Will Biskupski hold her 52 percent to 48 percent edge, or can Becker close the gap?
"I can't comment on that," Swensen said. "I have no idea."
By law, final results cannot be made public until they are certified with an official canvass Nov. 17.
Becker remained confident Wednesday that the race could shift in his favor after the remaining votes are counted.
"I'm anxious to see how it shakes out," the two-term mayor said in an interview on KSL Newsradio's "The Doug Wright Show."
Salt Lake City Recorder Cindi Mansell said until she knows what portion of the ballots came from the city, she can't say what percent of the yet-to-be-counted votes Becker will need to prevail. She did, however, say late ballots typically follow a similar voting pattern as election night results.
That's why University of Utah political science professor Matthew Burbank said Becker has probably already lost the race.
"Certainly there is a little bit of uncertainty, but it seems unlikely that (Becker) will win this in the end," Burbank said.
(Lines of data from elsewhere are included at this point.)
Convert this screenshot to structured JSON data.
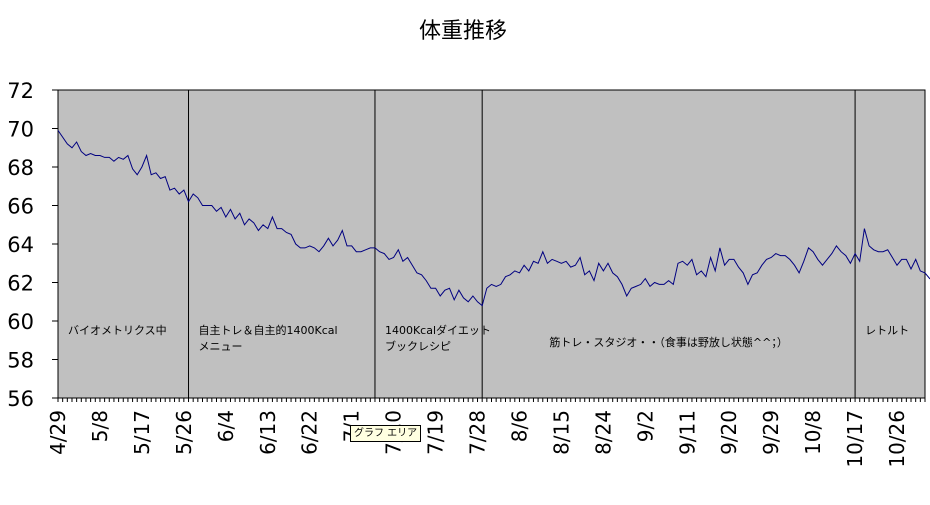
{
  "chart_data": {
    "type": "line",
    "title": "体重推移",
    "ylim": [
      56,
      72
    ],
    "yticks": [
      56,
      58,
      60,
      62,
      64,
      66,
      68,
      70,
      72
    ],
    "x_tick_labels": [
      "4/29",
      "5/8",
      "5/17",
      "5/26",
      "6/4",
      "6/13",
      "6/22",
      "7/1",
      "7/10",
      "7/19",
      "7/28",
      "8/6",
      "8/15",
      "8/24",
      "9/2",
      "9/11",
      "9/20",
      "9/29",
      "10/8",
      "10/17",
      "10/26"
    ],
    "x_start": "4/29",
    "x_end": "11/1",
    "grid": false,
    "plot_background": "#c0c0c0",
    "line_color": "#000080",
    "phases": [
      {
        "label_lines": [
          "バイオメトリクス中"
        ],
        "start": "4/29"
      },
      {
        "label_lines": [
          "自主トレ＆自主的1400Kcal",
          "メニュー"
        ],
        "start": "5/27"
      },
      {
        "label_lines": [
          "1400Kcalダイエット",
          "ブックレシピ"
        ],
        "start": "7/6"
      },
      {
        "label_lines": [
          "筋トレ・スタジオ・・（食事は野放し状態^^；）"
        ],
        "start": "7/29"
      },
      {
        "label_lines": [
          "レトルト"
        ],
        "start": "10/17"
      }
    ],
    "series": [
      {
        "values": [
          [
            0,
            69.9
          ],
          [
            2,
            69.2
          ],
          [
            3,
            69.0
          ],
          [
            4,
            69.3
          ],
          [
            5,
            68.8
          ],
          [
            6,
            68.6
          ],
          [
            7,
            68.7
          ],
          [
            8,
            68.6
          ],
          [
            9,
            68.6
          ],
          [
            10,
            68.5
          ],
          [
            11,
            68.5
          ],
          [
            12,
            68.3
          ],
          [
            13,
            68.5
          ],
          [
            14,
            68.4
          ],
          [
            15,
            68.6
          ],
          [
            16,
            67.9
          ],
          [
            17,
            67.6
          ],
          [
            18,
            68.0
          ],
          [
            19,
            68.6
          ],
          [
            20,
            67.6
          ],
          [
            21,
            67.7
          ],
          [
            22,
            67.4
          ],
          [
            23,
            67.5
          ],
          [
            24,
            66.8
          ],
          [
            25,
            66.9
          ],
          [
            26,
            66.6
          ],
          [
            27,
            66.8
          ],
          [
            28,
            66.2
          ],
          [
            29,
            66.6
          ],
          [
            30,
            66.4
          ],
          [
            31,
            66.0
          ],
          [
            32,
            66.0
          ],
          [
            33,
            66.0
          ],
          [
            34,
            65.7
          ],
          [
            35,
            65.9
          ],
          [
            36,
            65.4
          ],
          [
            37,
            65.8
          ],
          [
            38,
            65.3
          ],
          [
            39,
            65.6
          ],
          [
            40,
            65.0
          ],
          [
            41,
            65.3
          ],
          [
            42,
            65.1
          ],
          [
            43,
            64.7
          ],
          [
            44,
            65.0
          ],
          [
            45,
            64.8
          ],
          [
            46,
            65.4
          ],
          [
            47,
            64.8
          ],
          [
            48,
            64.8
          ],
          [
            49,
            64.6
          ],
          [
            50,
            64.5
          ],
          [
            51,
            64.0
          ],
          [
            52,
            63.8
          ],
          [
            53,
            63.8
          ],
          [
            54,
            63.9
          ],
          [
            55,
            63.8
          ],
          [
            56,
            63.6
          ],
          [
            57,
            63.9
          ],
          [
            58,
            64.3
          ],
          [
            59,
            63.9
          ],
          [
            60,
            64.2
          ],
          [
            61,
            64.7
          ],
          [
            62,
            63.9
          ],
          [
            63,
            63.9
          ],
          [
            64,
            63.6
          ],
          [
            65,
            63.6
          ],
          [
            66,
            63.7
          ],
          [
            67,
            63.8
          ],
          [
            68,
            63.8
          ],
          [
            69,
            63.6
          ],
          [
            70,
            63.5
          ],
          [
            71,
            63.2
          ],
          [
            72,
            63.3
          ],
          [
            73,
            63.7
          ],
          [
            74,
            63.1
          ],
          [
            75,
            63.3
          ],
          [
            76,
            62.9
          ],
          [
            77,
            62.5
          ],
          [
            78,
            62.4
          ],
          [
            79,
            62.1
          ],
          [
            80,
            61.7
          ],
          [
            81,
            61.7
          ],
          [
            82,
            61.3
          ],
          [
            83,
            61.6
          ],
          [
            84,
            61.7
          ],
          [
            85,
            61.1
          ],
          [
            86,
            61.6
          ],
          [
            87,
            61.2
          ],
          [
            88,
            61.0
          ],
          [
            89,
            61.3
          ],
          [
            90,
            61.0
          ],
          [
            91,
            60.8
          ],
          [
            92,
            61.7
          ],
          [
            93,
            61.9
          ],
          [
            94,
            61.8
          ],
          [
            95,
            61.9
          ],
          [
            96,
            62.3
          ],
          [
            97,
            62.4
          ],
          [
            98,
            62.6
          ],
          [
            99,
            62.5
          ],
          [
            100,
            62.9
          ],
          [
            101,
            62.6
          ],
          [
            102,
            63.1
          ],
          [
            103,
            63.0
          ],
          [
            104,
            63.6
          ],
          [
            105,
            63.0
          ],
          [
            106,
            63.2
          ],
          [
            107,
            63.1
          ],
          [
            108,
            63.0
          ],
          [
            109,
            63.1
          ],
          [
            110,
            62.8
          ],
          [
            111,
            62.9
          ],
          [
            112,
            63.3
          ],
          [
            113,
            62.4
          ],
          [
            114,
            62.6
          ],
          [
            115,
            62.1
          ],
          [
            116,
            63.0
          ],
          [
            117,
            62.6
          ],
          [
            118,
            63.0
          ],
          [
            119,
            62.5
          ],
          [
            120,
            62.3
          ],
          [
            121,
            61.9
          ],
          [
            122,
            61.3
          ],
          [
            123,
            61.7
          ],
          [
            124,
            61.8
          ],
          [
            125,
            61.9
          ],
          [
            126,
            62.2
          ],
          [
            127,
            61.8
          ],
          [
            128,
            62.0
          ],
          [
            129,
            61.9
          ],
          [
            130,
            61.9
          ],
          [
            131,
            62.1
          ],
          [
            132,
            61.9
          ],
          [
            133,
            63.0
          ],
          [
            134,
            63.1
          ],
          [
            135,
            62.9
          ],
          [
            136,
            63.2
          ],
          [
            137,
            62.4
          ],
          [
            138,
            62.6
          ],
          [
            139,
            62.3
          ],
          [
            140,
            63.3
          ],
          [
            141,
            62.6
          ],
          [
            142,
            63.8
          ],
          [
            143,
            62.9
          ],
          [
            144,
            63.2
          ],
          [
            145,
            63.2
          ],
          [
            146,
            62.8
          ],
          [
            147,
            62.5
          ],
          [
            148,
            61.9
          ],
          [
            149,
            62.4
          ],
          [
            150,
            62.5
          ],
          [
            151,
            62.9
          ],
          [
            152,
            63.2
          ],
          [
            153,
            63.3
          ],
          [
            154,
            63.5
          ],
          [
            155,
            63.4
          ],
          [
            156,
            63.4
          ],
          [
            157,
            63.2
          ],
          [
            158,
            62.9
          ],
          [
            159,
            62.5
          ],
          [
            160,
            63.1
          ],
          [
            161,
            63.8
          ],
          [
            162,
            63.6
          ],
          [
            163,
            63.2
          ],
          [
            164,
            62.9
          ],
          [
            165,
            63.2
          ],
          [
            166,
            63.5
          ],
          [
            167,
            63.9
          ],
          [
            168,
            63.6
          ],
          [
            169,
            63.4
          ],
          [
            170,
            63.0
          ],
          [
            171,
            63.5
          ],
          [
            172,
            63.1
          ],
          [
            173,
            64.8
          ],
          [
            174,
            63.9
          ],
          [
            175,
            63.7
          ],
          [
            176,
            63.6
          ],
          [
            177,
            63.6
          ],
          [
            178,
            63.7
          ],
          [
            179,
            63.3
          ],
          [
            180,
            62.9
          ],
          [
            181,
            63.2
          ],
          [
            182,
            63.2
          ],
          [
            183,
            62.7
          ],
          [
            184,
            63.2
          ],
          [
            185,
            62.6
          ],
          [
            186,
            62.5
          ],
          [
            187,
            62.2
          ],
          [
            188,
            62.3
          ],
          [
            189,
            62.0
          ],
          [
            190,
            62.0
          ]
        ]
      }
    ]
  },
  "tooltip": {
    "text": "グラフ エリア"
  }
}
Becker said since he declared his candidacy in January, he's felt as though he's been "swimming against the current of the third term."
Burbank said a mayor winning three elections is rare in Salt Lake City, and Becker's favorability among voters was likely weighed down by a collection of controversies voters attribute to Becker's administration: golf course closures, unpopular parking meters and the expensive Broadway-style theater being built on Main Street.
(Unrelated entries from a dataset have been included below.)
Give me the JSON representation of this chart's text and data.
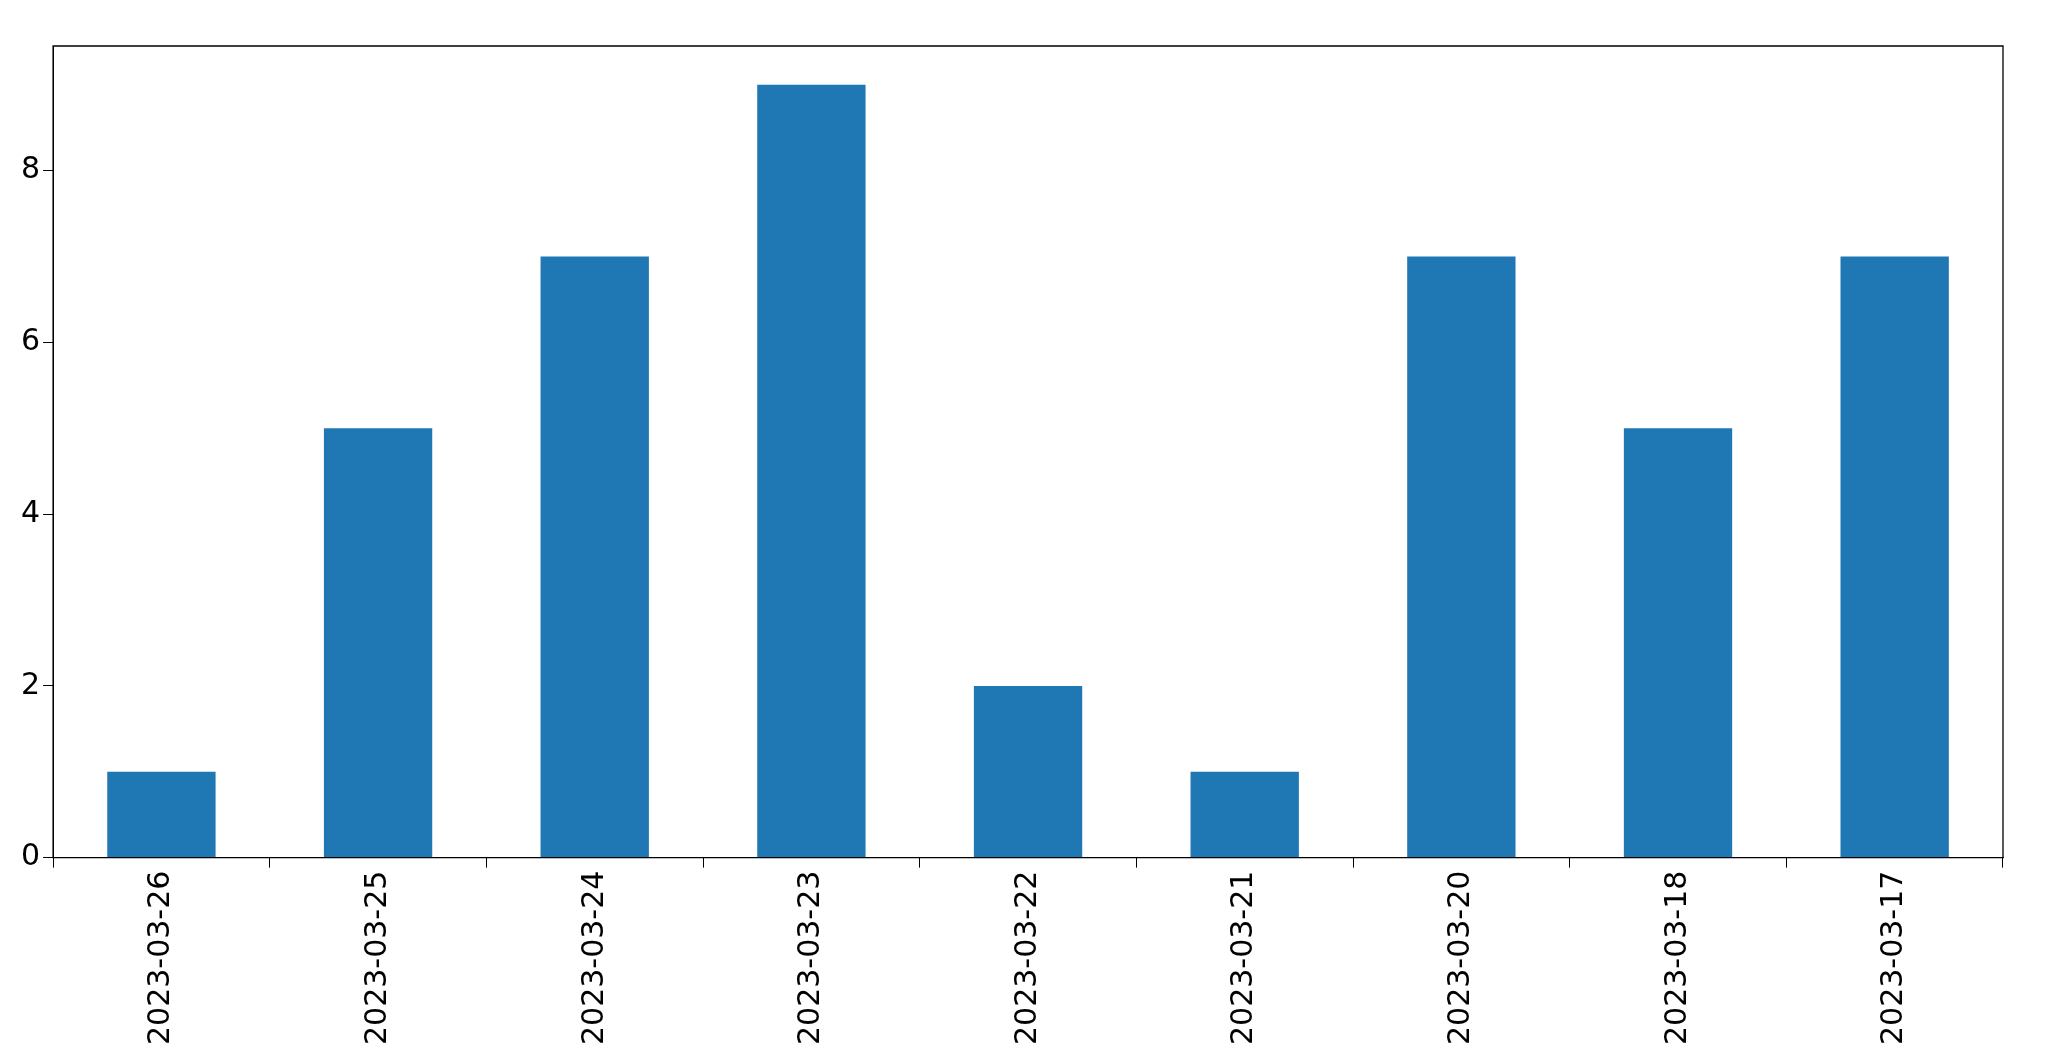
{
  "chart_data": {
    "type": "bar",
    "categories": [
      "2023-03-26",
      "2023-03-25",
      "2023-03-24",
      "2023-03-23",
      "2023-03-22",
      "2023-03-21",
      "2023-03-20",
      "2023-03-18",
      "2023-03-17"
    ],
    "values": [
      1,
      5,
      7,
      9,
      2,
      1,
      7,
      5,
      7
    ],
    "color": "#1f77b4",
    "ylim": [
      0,
      9.45
    ],
    "yticks": [
      0,
      2,
      4,
      6,
      8
    ],
    "grid": false,
    "legend": false
  }
}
"What this came down to was a question of personality and a question of incumbent versus the challenger, whether people were satisfied with Becker after eight years in office or if they were looking to make a change," Burbank said. "What (Biskupski) did well was present herself as an alternative, somebody with a different approach. She captured this sense of dissatisfaction of people saying they were tired of Becker."
Burbank said both Becker and Biskupski's campaigns — funded at more than $876,000 and $620,000, respectively — were both well-managed, with neither making "major political blunders."
Rather, the blunder that seemed to have the most impact on Becker, the U. professor said, was the forced resignation of former Police Chief Chris Burbank in the wake of a sexual harassment lawsuit filed by three female police officers.
"The firing wasn't a sharp distinction because Biskupski said she would have fired Burbank, too, just earlier, but it was how it was handled," Matthew Burbank said. "It looked like a late-in-the-game reaction leading up to the primary, so it looked much more political than he intended it to."
If she maintains her lead, Biskupski told Doug Wright that her first course of action will be to "make significant strides" in homelessness and drug-trafficking issues.
Matthew Burbank said there isn't really a stark difference between Becker and Biskupski regarding policy positions, and Salt Lake City residents likely won't notice a big difference if — or when — Biskupski takes office.
"When you bring in a new administration, there's going to be a shift in priorities, but honestly I don't think there will be a big change," he said. "Certainly Biskupski might get personally involved on homelessness and perhaps move that along a little more quickly, but that's a difficult issue. It's not one the city has complete control over, and it's not one that any mayor is going to be able to resolve immediately."